Privação de experiências
Ao boicotar a riqueza de experiências, o mundo de conexões promovido pela internet nos priva de momentos reais. Em parte, já abordei esse assunto aqui no blog quando falei sobre a extinção da experiência, tema apresentado pelo querido amigo e biólogo Raul Costa Pereira.
Na sociedade ocidental, ampliamos nossa capacidade de nos relacionar com os bens materiais, mas cada vez mais restringimos e refreamos nossos sentimentos. Pasteurizamos os sentidos. Comparados a outros primatas, reduzimos muito o uso do paladar, do olfato, da audição., mas resta o tato, cada vez mais usado, de modo limitado, é verdade.
O tato é a matriz de todos os sentidos. Ainda nas profundezas da proteção uterina, quando o embrião tem apenas dois centímetros de comprimento, sem olhos nem ouvidos, é capaz de responder a estímulos tácteis. Na nona semana de desenvolvimento, se a palma da mão for tocada, um gesto reflexivo faz os dedos se curvarem em um agarrar primitivo. Pano rápido, quase noves meses, e agora fora do útero, aprendemos rapidamente a nos orientar pelo tato.
A pele – maior órgão do corpo humano e com milhões de terminações nervosas – nos dará as primeiras noções de mundo exterior e a perceber aspectos básicos do ambiente em que viveremos. Afago, calor, desconforto e prazer são algumas das primeiras sensações que teremos por meio do tato e da pele. Como num passe de mágica, aprendemos a tocar o mundo atual.
Nos últimos tempos, teclados, telas touch, tablets e smartphones passaram a ser as formas mais constantes de conexões com o ambiente. Pergunte a um adolescente qual seria a maior das privações que ele poderia experimentar e com grande chance ele dirá que é ficar sem celular ou internet. Ficamos quase que escravos de nossas posses.
Quando entediados, trocamos inclusive o toque do celular, mas raramente nos abrimos ao toque dos outros. Sequer nos damos conta do quão útil pode ser quando alguém que nos dá um toque sobre algo que vai mal. Em geral, repelimos. E a multiplicidade dos sentidos é substituída pelo árido toque do teclado. Ficamos virtuais, impessoais, intocáveis.

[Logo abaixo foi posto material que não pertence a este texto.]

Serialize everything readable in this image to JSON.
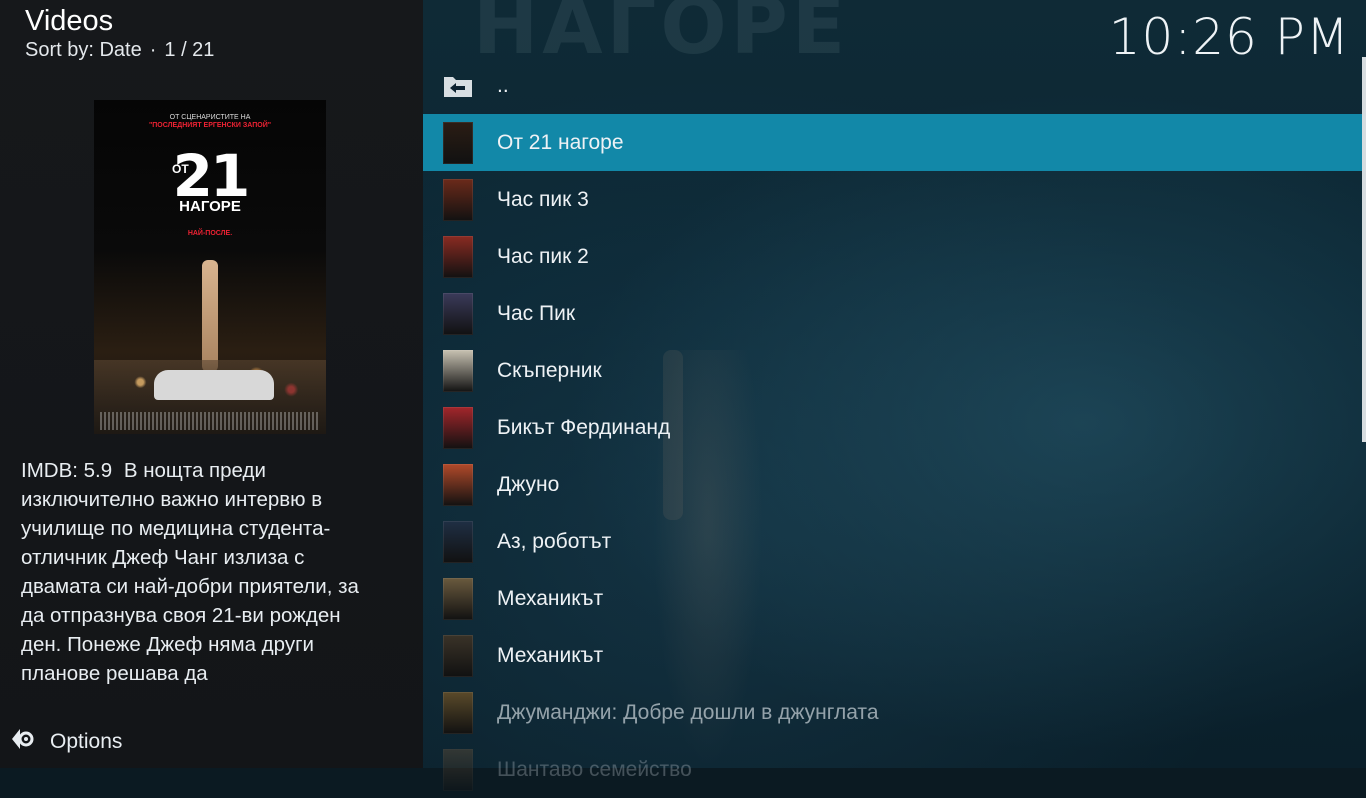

Insurreição movida pelas vivências
Trabalho como professor universitário desde 1992 e vejo de forma alarmante como muitos estudantes da geração atual se conecta de modo compulsivo aos gadgets. Não se trata de demonizar os equipamentos, muito menos de negar seus benefícios. Mas é preciso saber dosar e variar o cardápio de comportamentos para acessar informações.
Em uma sociedade multicultural com a brasileira, existem numerosos caminhos para explorarmos a riqueza e a diversidade, promovendo e respeitando os múltiplos valores que nos tornam tão especiais. Como seres humanos, penso que devemos usar nossa espantosa capacidade de aprendizado para nos humanizarmos. Isso implica em valorizar o saber crítico voltado para um maior conhecimento do mundo, para a promoção de uma cultura de conexão e respeito à natureza, capaz de desenvolver as potencialidades da condição humana. Em resumo, inspirados pelos sábios que nos antecederam, usar o conhecimento para que não deixemos morrer as vivências.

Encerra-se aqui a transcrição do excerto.